By examining the received response packet we confirm the reply code is 3 and the resource record count is 0.

DNS Error types nxdomain

NODATA

Server returns NODATA response when a DNS client requests a domain name that exists but is of a different type than the requested one.  NODATA is not a real response type. It does not have its own RCODE. The RCODE in NODATA responses is set to NOERROR. This type of response it best defined in RFC2308. The RFC defines it as follows:

"NODATA" - a pseudo RCODE which indicates that the name is valid, for the given class, but are no records of the given type.  A NODATA response has to be inferred from the answer.

In the example below, we use dig to explicitly request A record for nodata-test.securesenses.net record.

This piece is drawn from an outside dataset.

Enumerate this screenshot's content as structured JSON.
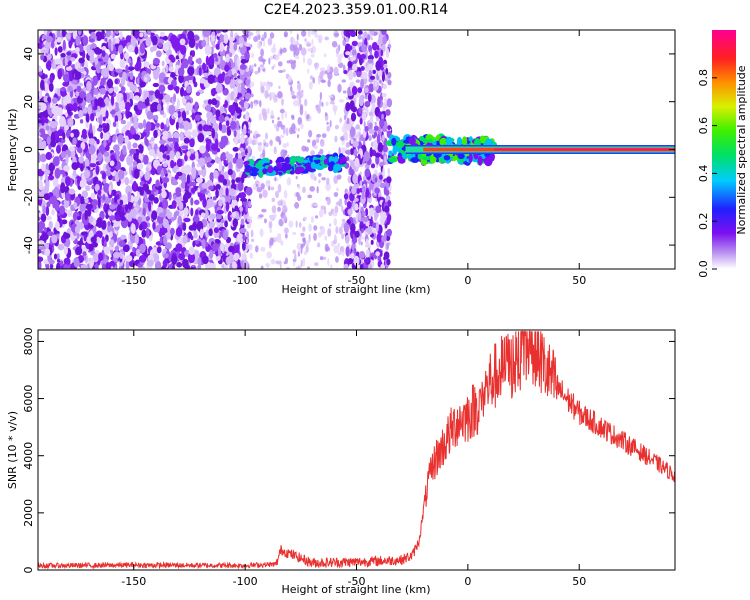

The nodata-test.securesenses.net record exists but the record type is AAAA and not A as requested.  

dig A nodata-test.securesenses.net @8.8.8.8
; <<>> DiG 9.10.6 <<>> A nodata-test.securesenses.net @8.8.8.8
;; global options: +cmd
;; Got answer:
;; ->>HEADER<<- opcode: QUERY, status: NOERROR, id: 32128
;; flags: qr rd ra ad; QUERY: 1, ANSWER: 0, AUTHORITY: 1, ADDITIONAL: 1
;; OPT PSEUDOSECTION:
; EDNS: version: 0, flags:; udp: 512
;; QUESTION SECTION:
;nodata-test.securesenses.net.    IN    A
;; AUTHORITY SECTION:
securesenses.net.    300    IN    SOA    ns-cloud-e1.googledomains.com. cloud-dns-hostmaster.google.com. 6 21600 3600 259200 300


As seen above the status is NOERROR and ANSWER is 0. Reviewing the response packet we can confirm the answer doesn’t contain any resource records.

DNS Error types nodata

There is nothing in dig or Wireshark to explicitly tell us this is a NODATA response. We infer it based on the status being 0 and answers being 0 .

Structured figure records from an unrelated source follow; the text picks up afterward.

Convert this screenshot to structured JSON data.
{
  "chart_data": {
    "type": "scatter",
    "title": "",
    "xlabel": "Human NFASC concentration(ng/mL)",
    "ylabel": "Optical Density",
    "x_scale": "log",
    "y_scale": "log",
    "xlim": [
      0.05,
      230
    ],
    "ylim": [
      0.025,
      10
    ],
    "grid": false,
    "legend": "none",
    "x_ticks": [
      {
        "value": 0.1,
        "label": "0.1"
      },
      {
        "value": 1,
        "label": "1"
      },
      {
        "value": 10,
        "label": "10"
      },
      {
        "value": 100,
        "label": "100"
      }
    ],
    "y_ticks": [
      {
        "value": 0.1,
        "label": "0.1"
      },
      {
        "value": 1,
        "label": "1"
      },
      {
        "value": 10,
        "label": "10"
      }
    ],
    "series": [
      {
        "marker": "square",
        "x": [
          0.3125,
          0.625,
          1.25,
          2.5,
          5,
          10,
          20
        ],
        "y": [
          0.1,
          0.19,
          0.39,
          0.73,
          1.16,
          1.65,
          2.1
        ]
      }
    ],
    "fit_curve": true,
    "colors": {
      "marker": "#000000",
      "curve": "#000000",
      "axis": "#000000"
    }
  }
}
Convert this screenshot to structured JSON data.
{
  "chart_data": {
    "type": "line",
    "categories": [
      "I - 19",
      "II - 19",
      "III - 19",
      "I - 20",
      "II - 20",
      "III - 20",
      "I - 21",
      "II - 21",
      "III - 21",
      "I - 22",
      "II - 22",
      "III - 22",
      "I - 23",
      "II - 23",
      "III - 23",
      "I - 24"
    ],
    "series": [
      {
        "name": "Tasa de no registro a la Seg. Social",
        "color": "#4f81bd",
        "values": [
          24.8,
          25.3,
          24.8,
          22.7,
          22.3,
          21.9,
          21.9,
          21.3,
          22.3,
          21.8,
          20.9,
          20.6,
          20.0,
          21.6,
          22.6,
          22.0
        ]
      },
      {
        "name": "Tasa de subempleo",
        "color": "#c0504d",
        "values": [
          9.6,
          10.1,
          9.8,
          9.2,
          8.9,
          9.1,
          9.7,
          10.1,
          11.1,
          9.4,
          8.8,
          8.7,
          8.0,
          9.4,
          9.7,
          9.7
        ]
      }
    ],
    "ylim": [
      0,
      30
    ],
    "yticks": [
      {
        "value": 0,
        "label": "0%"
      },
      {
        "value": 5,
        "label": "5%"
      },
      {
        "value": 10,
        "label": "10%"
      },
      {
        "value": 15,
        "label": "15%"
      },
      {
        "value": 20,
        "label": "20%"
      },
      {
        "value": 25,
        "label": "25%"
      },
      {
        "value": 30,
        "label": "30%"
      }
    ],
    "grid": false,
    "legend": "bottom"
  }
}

Difference between NXDOMAIN and NODATA DNS responses

To summarise these two response types:

  • NXDOMAIN means the requested name does not exists
  • NODATA means the requested domain exists but is of a different RTYPE

REFUSED - RCODE 5

DNS servers use REFUSED response code to indicate that they are not allowed to perform the requested operation based on policy. The examples include:

  • Query received from a network range that is not allowed
  • Query received from a blacklisted IP address
  • Query for a blacklisted DNS record
  • Recursive query sent to a non-recursive server

We can again simulate it by issuing an iteraritve query to a deifferent recursive resolver.

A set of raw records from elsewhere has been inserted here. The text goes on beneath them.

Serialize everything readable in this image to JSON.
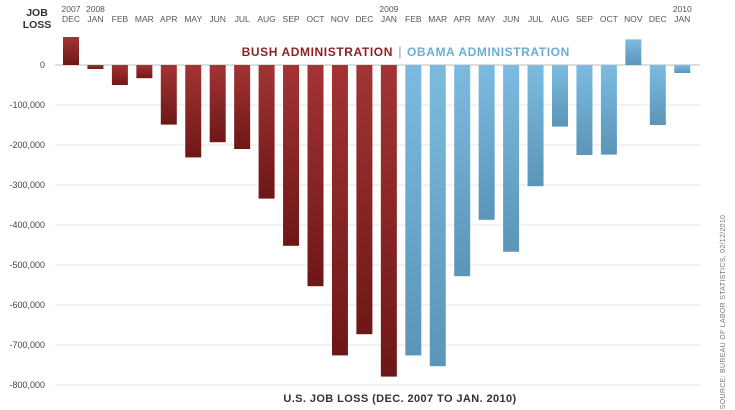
{
  "chart_data": {
    "type": "bar",
    "title": "U.S. JOB LOSS (DEC. 2007 TO JAN. 2010)",
    "ylabel_line1": "JOB",
    "ylabel_line2": "LOSS",
    "source": "SOURCE: BUREAU OF LABOR STATISTICS, 02/12/2010",
    "ylim": [
      -800000,
      100000
    ],
    "yticks": [
      0,
      -100000,
      -200000,
      -300000,
      -400000,
      -500000,
      -600000,
      -700000,
      -800000
    ],
    "ytick_labels": [
      "0",
      "-100,000",
      "-200,000",
      "-300,000",
      "-400,000",
      "-500,000",
      "-600,000",
      "-700,000",
      "-800,000"
    ],
    "grid": true,
    "categories": [
      "DEC",
      "JAN",
      "FEB",
      "MAR",
      "APR",
      "MAY",
      "JUN",
      "JUL",
      "AUG",
      "SEP",
      "OCT",
      "NOV",
      "DEC",
      "JAN",
      "FEB",
      "MAR",
      "APR",
      "MAY",
      "JUN",
      "JUL",
      "AUG",
      "SEP",
      "OCT",
      "NOV",
      "DEC",
      "JAN"
    ],
    "year_labels": [
      "2007",
      "2008",
      "",
      "",
      "",
      "",
      "",
      "",
      "",
      "",
      "",
      "",
      "",
      "2009",
      "",
      "",
      "",
      "",
      "",
      "",
      "",
      "",
      "",
      "",
      "",
      "2010"
    ],
    "values": [
      70000,
      -10000,
      -50000,
      -33000,
      -149000,
      -231000,
      -193000,
      -210000,
      -334000,
      -452000,
      -553000,
      -726000,
      -673000,
      -779000,
      -726000,
      -753000,
      -528000,
      -387000,
      -467000,
      -303000,
      -154000,
      -225000,
      -224000,
      64000,
      -150000,
      -20000
    ],
    "series": [
      {
        "name": "BUSH ADMINISTRATION",
        "color": "#8b2323",
        "start": 0,
        "end": 13
      },
      {
        "name": "OBAMA ADMINISTRATION",
        "color": "#6aaed6",
        "start": 14,
        "end": 25
      }
    ],
    "legend_separator": "|"
  }
}
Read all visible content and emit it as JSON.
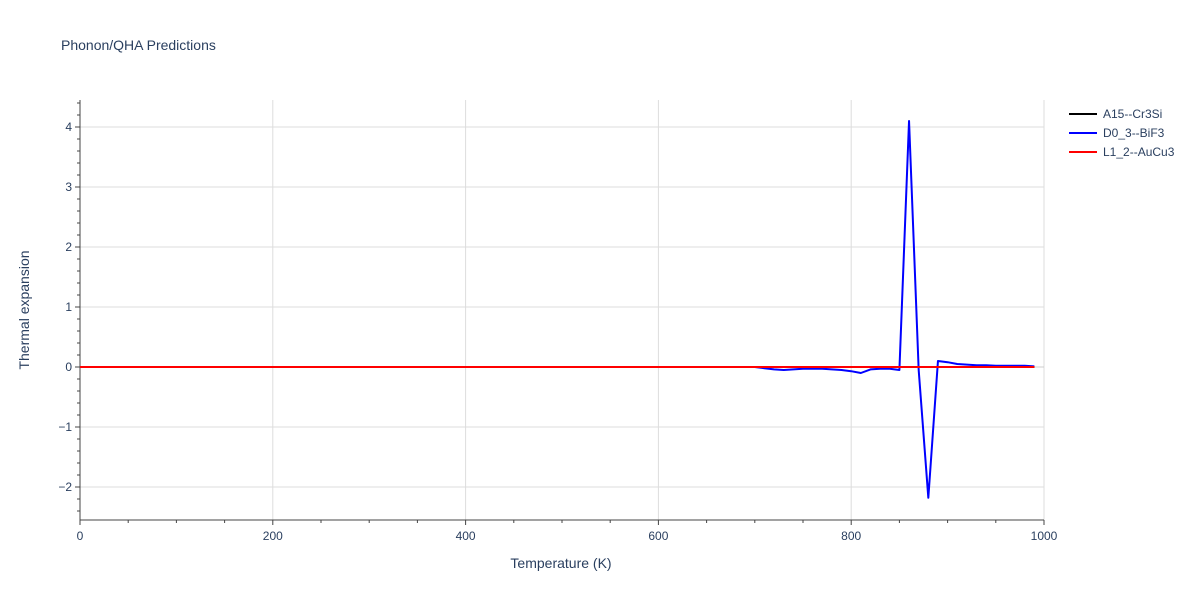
{
  "chart_data": {
    "type": "line",
    "title": "Phonon/QHA Predictions",
    "xlabel": "Temperature (K)",
    "ylabel": "Thermal expansion",
    "xlim": [
      0,
      1000
    ],
    "ylim": [
      -2.55,
      4.45
    ],
    "xticks": [
      0,
      200,
      400,
      600,
      800,
      1000
    ],
    "yticks": [
      -2,
      -1,
      0,
      1,
      2,
      3,
      4
    ],
    "ytick_labels": [
      "−2",
      "−1",
      "0",
      "1",
      "2",
      "3",
      "4"
    ],
    "grid": true,
    "legend_position": "top-right",
    "series": [
      {
        "name": "A15--Cr3Si",
        "color": "#000000",
        "x": [
          0,
          100,
          200,
          300,
          400,
          500,
          600,
          700,
          800,
          900,
          990
        ],
        "y": [
          0,
          0,
          0,
          0,
          0,
          0,
          0,
          0,
          0,
          0,
          0
        ]
      },
      {
        "name": "D0_3--BiF3",
        "color": "#0000ff",
        "x": [
          0,
          100,
          200,
          300,
          400,
          500,
          600,
          700,
          710,
          720,
          730,
          740,
          750,
          760,
          770,
          780,
          790,
          800,
          810,
          820,
          830,
          840,
          850,
          860,
          870,
          880,
          890,
          900,
          910,
          920,
          930,
          940,
          950,
          960,
          970,
          980,
          990
        ],
        "y": [
          0,
          0,
          0,
          0,
          0,
          0,
          0,
          0,
          -0.02,
          -0.04,
          -0.05,
          -0.04,
          -0.03,
          -0.03,
          -0.03,
          -0.04,
          -0.05,
          -0.07,
          -0.1,
          -0.04,
          -0.03,
          -0.03,
          -0.05,
          4.1,
          -0.05,
          -2.18,
          0.1,
          0.08,
          0.05,
          0.04,
          0.03,
          0.03,
          0.02,
          0.02,
          0.02,
          0.02,
          0.01
        ]
      },
      {
        "name": "L1_2--AuCu3",
        "color": "#ff0000",
        "x": [
          0,
          100,
          200,
          300,
          400,
          500,
          600,
          700,
          800,
          900,
          990
        ],
        "y": [
          0,
          0,
          0,
          0,
          0,
          0,
          0,
          0,
          0,
          0,
          0
        ]
      }
    ]
  }
}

dig www.securesenses.net @88.156.64.21  +norecurse
; <<>> DiG 9.10.6 <<>> www.securesenses.net @88.156.64.21 +norecurse
;; global options: +cmd
;; Got answer:
;; ->>HEADER<<- opcode: QUERY, status: REFUSED, id: 22875
;; flags: qr; QUERY: 1, ANSWER: 0, AUTHORITY: 0, ADDITIONAL: 1 

DNS Error types refused

As we can see different servers return different responses for the same type of queries. In the above example the server returned REFUSED - as it should. In the example in the SERVFAIL section, the server returned the failure response for the same type of condition (iterative query against a recursive resolver).